Involuntary Grace

There can be times that the things we encounter are so far outside of our experience and comfort zone that in the moments immediately following our exposure, we have involuntary reactions. When we see, hear or experience something outrageous by comparison to our context for “normal,” our contorted facial expressions, rolling of our eyes or even a blank gaze can communicate our shock.

Our scope of “normal” comes from our experience which is largely based in our social position. When we reside in comfortable surroundings, our “normal” is likely limited to those things that are within the boundaries of comfortable.

Of the original disciples that were chosen to follow Jesus, we know that four were fisherman and one, Philip, was a close friend to two of those (Andrew and Peter) so he was likely a fisherman or at least comfortable hanging out with fisherman. We also know that Matthew was a tax collector, which would likely have made him unpopular and certainly active among the “common” people of a society. We’re not sure about the occupation of the remaining six of the original twelve.

So a strong argument can be made that six of the original twelve, at a minimum, lived lives that were in the trenches. They were blue-collar, every day guys making a living among the working class of society. They were exposed to the good, the bad and the ugly of day-to-day efforts of people within the culture. They were not affluent, privileged or insulated by exceptional comfort in their circumstances.

I wonder if Jesus chose them, in part, so that they wouldn’t involuntarily make faces disclosing their discomfort when they came across the prostitutes, demon-possessed and outcasts that Jesus was going to be engaging?

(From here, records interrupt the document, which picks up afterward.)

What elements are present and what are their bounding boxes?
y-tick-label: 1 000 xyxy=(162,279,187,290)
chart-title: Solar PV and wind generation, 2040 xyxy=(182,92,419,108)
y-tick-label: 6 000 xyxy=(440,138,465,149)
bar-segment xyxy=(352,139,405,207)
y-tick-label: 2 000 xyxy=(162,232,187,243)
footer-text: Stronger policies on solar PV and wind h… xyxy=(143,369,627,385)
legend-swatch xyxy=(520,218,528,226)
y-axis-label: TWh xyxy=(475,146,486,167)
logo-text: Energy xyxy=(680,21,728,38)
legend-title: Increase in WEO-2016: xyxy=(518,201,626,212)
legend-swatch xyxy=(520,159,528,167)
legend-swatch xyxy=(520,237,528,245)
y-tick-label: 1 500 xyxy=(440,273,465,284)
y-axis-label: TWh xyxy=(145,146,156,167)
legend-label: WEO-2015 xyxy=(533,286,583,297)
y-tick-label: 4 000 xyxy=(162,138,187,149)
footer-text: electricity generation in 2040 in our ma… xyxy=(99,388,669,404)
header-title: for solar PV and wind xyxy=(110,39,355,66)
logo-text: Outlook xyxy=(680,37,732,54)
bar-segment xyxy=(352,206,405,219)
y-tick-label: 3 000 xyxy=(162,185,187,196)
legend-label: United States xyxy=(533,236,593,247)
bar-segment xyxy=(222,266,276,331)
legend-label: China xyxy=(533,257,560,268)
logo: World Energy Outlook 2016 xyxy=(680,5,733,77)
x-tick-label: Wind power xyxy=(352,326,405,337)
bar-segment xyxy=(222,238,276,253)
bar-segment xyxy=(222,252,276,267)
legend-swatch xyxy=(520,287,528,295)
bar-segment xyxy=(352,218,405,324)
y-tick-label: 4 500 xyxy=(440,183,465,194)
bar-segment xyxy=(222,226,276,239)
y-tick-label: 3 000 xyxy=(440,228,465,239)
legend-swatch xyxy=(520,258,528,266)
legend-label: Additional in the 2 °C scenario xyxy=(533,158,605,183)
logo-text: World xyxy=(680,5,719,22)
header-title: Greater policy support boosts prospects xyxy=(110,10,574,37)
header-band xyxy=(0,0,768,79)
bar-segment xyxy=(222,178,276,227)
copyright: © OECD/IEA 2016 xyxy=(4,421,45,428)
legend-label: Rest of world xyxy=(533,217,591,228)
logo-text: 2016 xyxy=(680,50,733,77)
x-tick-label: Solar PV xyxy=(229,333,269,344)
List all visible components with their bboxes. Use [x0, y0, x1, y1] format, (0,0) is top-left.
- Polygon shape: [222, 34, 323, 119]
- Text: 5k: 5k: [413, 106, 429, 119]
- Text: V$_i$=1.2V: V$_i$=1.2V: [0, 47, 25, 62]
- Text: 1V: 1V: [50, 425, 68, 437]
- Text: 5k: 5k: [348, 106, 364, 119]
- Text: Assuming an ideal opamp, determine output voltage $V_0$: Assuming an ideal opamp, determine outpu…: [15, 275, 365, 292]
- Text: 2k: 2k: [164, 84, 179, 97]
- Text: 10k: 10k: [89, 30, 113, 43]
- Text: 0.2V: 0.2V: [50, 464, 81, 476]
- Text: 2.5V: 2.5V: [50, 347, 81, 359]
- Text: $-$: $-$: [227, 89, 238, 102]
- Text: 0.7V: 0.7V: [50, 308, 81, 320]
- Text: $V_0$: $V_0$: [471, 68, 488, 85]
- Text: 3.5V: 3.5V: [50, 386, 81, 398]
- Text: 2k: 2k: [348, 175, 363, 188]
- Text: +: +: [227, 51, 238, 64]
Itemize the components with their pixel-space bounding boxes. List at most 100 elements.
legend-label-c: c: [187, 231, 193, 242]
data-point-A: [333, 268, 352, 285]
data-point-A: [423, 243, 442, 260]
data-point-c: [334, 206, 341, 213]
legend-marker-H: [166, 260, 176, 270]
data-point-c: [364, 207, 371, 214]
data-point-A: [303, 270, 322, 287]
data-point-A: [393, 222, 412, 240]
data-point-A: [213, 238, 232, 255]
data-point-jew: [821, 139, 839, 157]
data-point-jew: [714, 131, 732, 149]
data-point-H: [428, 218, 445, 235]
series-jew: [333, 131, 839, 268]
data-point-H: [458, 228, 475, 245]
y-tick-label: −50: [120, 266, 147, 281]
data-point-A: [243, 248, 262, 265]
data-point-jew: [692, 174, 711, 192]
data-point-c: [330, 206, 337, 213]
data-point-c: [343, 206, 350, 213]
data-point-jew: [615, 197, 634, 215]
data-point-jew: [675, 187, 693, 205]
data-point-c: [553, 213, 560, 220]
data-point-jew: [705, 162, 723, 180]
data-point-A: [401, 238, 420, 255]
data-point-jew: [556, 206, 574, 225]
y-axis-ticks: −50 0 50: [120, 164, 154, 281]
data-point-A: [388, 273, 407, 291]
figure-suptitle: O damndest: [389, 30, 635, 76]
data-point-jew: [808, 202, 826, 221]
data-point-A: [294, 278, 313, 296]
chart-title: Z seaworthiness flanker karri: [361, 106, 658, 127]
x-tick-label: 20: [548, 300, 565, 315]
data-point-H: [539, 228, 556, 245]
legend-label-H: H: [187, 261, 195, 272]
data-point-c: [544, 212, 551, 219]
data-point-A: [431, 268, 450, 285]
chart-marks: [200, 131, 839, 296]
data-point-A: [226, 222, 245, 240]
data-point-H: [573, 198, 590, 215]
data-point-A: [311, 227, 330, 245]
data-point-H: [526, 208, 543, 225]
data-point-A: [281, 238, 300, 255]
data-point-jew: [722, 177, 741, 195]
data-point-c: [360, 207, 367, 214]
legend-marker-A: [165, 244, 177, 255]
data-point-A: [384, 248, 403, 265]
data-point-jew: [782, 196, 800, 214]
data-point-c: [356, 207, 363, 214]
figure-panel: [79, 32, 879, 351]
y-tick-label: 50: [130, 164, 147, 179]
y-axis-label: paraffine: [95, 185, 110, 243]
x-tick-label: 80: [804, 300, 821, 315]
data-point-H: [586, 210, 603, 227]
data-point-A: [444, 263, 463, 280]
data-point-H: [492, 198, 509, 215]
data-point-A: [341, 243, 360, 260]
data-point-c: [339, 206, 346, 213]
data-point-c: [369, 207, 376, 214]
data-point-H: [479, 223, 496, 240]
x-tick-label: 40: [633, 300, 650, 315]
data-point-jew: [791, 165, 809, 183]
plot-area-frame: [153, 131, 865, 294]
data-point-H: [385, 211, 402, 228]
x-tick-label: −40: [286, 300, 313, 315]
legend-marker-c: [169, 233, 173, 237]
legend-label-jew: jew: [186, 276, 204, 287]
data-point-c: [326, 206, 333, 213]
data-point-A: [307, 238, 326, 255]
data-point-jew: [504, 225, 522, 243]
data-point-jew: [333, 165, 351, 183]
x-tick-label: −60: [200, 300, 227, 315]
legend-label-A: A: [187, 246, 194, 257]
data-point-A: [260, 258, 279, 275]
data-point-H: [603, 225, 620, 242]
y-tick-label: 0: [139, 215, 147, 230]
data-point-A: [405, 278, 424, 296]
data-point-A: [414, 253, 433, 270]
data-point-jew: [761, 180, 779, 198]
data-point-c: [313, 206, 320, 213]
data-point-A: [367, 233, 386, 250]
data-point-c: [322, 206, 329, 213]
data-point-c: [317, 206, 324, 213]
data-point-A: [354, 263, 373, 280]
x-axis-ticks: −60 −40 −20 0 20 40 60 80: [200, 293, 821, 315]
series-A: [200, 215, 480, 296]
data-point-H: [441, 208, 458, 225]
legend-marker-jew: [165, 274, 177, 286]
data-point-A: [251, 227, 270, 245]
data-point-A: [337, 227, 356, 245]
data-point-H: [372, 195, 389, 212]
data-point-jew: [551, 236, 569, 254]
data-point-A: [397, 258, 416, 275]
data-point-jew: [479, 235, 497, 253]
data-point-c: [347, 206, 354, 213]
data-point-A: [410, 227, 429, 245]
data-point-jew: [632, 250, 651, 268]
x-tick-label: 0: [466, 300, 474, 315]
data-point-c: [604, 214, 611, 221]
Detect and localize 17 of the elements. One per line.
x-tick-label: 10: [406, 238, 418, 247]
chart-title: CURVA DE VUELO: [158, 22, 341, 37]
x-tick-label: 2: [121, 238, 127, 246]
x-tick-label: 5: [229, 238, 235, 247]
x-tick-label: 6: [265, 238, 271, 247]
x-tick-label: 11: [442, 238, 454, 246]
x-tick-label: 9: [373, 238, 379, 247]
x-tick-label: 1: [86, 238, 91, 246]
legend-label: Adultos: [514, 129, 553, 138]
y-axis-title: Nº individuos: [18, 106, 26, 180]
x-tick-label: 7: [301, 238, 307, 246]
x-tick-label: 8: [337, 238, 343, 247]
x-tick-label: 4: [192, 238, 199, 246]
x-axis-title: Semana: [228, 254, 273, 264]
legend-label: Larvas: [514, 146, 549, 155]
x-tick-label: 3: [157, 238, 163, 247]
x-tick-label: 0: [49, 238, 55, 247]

After all, it’s a ministry killer if you are disapproving of those that you seek to serve sense that they are judged or rejected. His was a down and dirty ministry and there was likely a need to call those that were comfortable in the down as well as in the dirty.

Have our circumstances ever gotten us to a point that we aren’t comfortable around the rejected outcasts in our culture?

It’s in and around them that Jesus is hanging out (“I was hungry and you fed me . . . “).  Are we ready and able to step into the difficult to serve with Jesus in His Kingdom at the expense of our comfort? Once there, the only involuntary look that should be evident on our face or in our eyes is one of grace because we know Grace.